Strategi untuk menyiasati kondisi masing-masing wilayah juga perlu dilakukan, karena jaringan listrik yang tidak selalu hadir di wilayah-wilayah tertentu dan akses internet yang belum tentu sekuat di Pulau Jawa. Keberadaan portal pembelajaran daring di masingmasing Dinas Pendidikan memungkinkan tetap bisa diakses melalui investasi Metropolitan Area Network (MAN) atau Jaringan Area Metropolitan. Menurut Kenneth C Laudon dan Jane PLaudon (2001), MAN menyediakan konektivitas internet untuk LAN di wilayah perkotaan dan bisa menghubungkan ke jaringan yang lebih luas. MAN pada umumnya digunakan oleh jaringan antarbank, perkantoran, maupun kampus dalam cakupan wilayah kota tertentu, baik menggunakan kabel maupun frekuensi radio.
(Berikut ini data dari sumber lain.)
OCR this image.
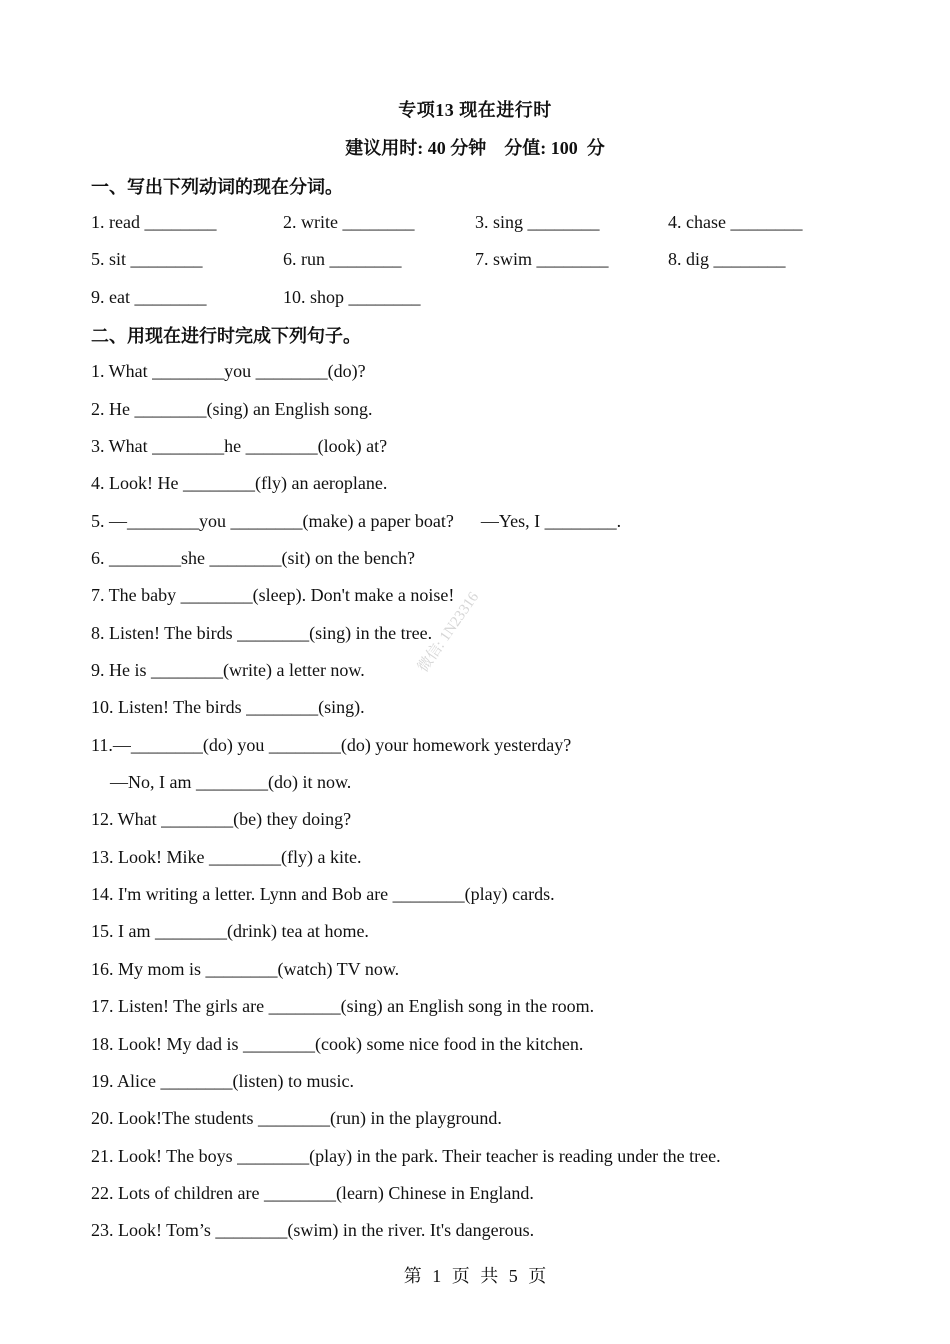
专项13 现在进行时
建议用时: 40 分钟    分值: 100  分
一、写出下列动词的现在分词。
1. read ________	2. write ________	3. sing ________	4. chase ________
5. sit ________	6. run ________	7. swim ________	8. dig ________
9. eat ________	10. shop ________
二、用现在进行时完成下列句子。
1. What ________you ________(do)?
2. He ________(sing) an English song.
3. What ________he ________(look) at?
4. Look! He ________(fly) an aeroplane.
5. —________you ________(make) a paper boat?      —Yes, I ________.
6. ________she ________(sit) on the bench?
7. The baby ________(sleep). Don't make a noise!
8. Listen! The birds ________(sing) in the tree.
9. He is ________(write) a letter now.
10. Listen! The birds ________(sing).
11.—________(do) you ________(do) your homework yesterday?
—No, I am ________(do) it now.
12. What ________(be) they doing?
13. Look! Mike ________(fly) a kite.
14. I'm writing a letter. Lynn and Bob are ________(play) cards.
15. I am ________(drink) tea at home.
16. My mom is ________(watch) TV now.
17. Listen! The girls are ________(sing) an English song in the room.
18. Look! My dad is ________(cook) some nice food in the kitchen.
19. Alice ________(listen) to music.
20. Look!The students ________(run) in the playground.
21. Look! The boys ________(play) in the park. Their teacher is reading under the tree.
22. Lots of children are ________(learn) Chinese in England.
23. Look! Tom’s ________(swim) in the river. It's dangerous.
微信: 1N23316
第 1 页 共 5 页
Strategi di atas mirip dengan Indonesia Higher Education Network (inherent) yang pernah dibangun oleh Dirjen Dikti, namun dengan cakupan dan terbatas di wilayah kota.
Karena setiap wilayah di Indonesia juga punya karakteristik yang berbeda-beda, baik kondisi listrik, telekomunikasi, maupun literasi teknologi informasi, maka Pemerintah Pusat hanya perlu memberikan pedoman atau standar minimal penyelenggaraan infrastruktur pembelajaran daring. Keberhasilan peningkatan kualitas pembelajaran daring juga harus dikuatkan dalam unsur penilaian implementasi smart city di masing-masing pemerintah daerah. Dengan demikian, terjadi desentralisasi pembelajaran daring yang dapat membantu sekolah maupun kampus di masing-masing daerah untuk tetap bisa bertahan di kondisi normal baru sekarang ini. (37)

— Prof Dr. F. Ridwan Sanjaya, Guru Besar Sistem Informasi Unika Soegijapranata Semarang.

0 komentar:

Related Posts Plugin for WordPress, Blogger...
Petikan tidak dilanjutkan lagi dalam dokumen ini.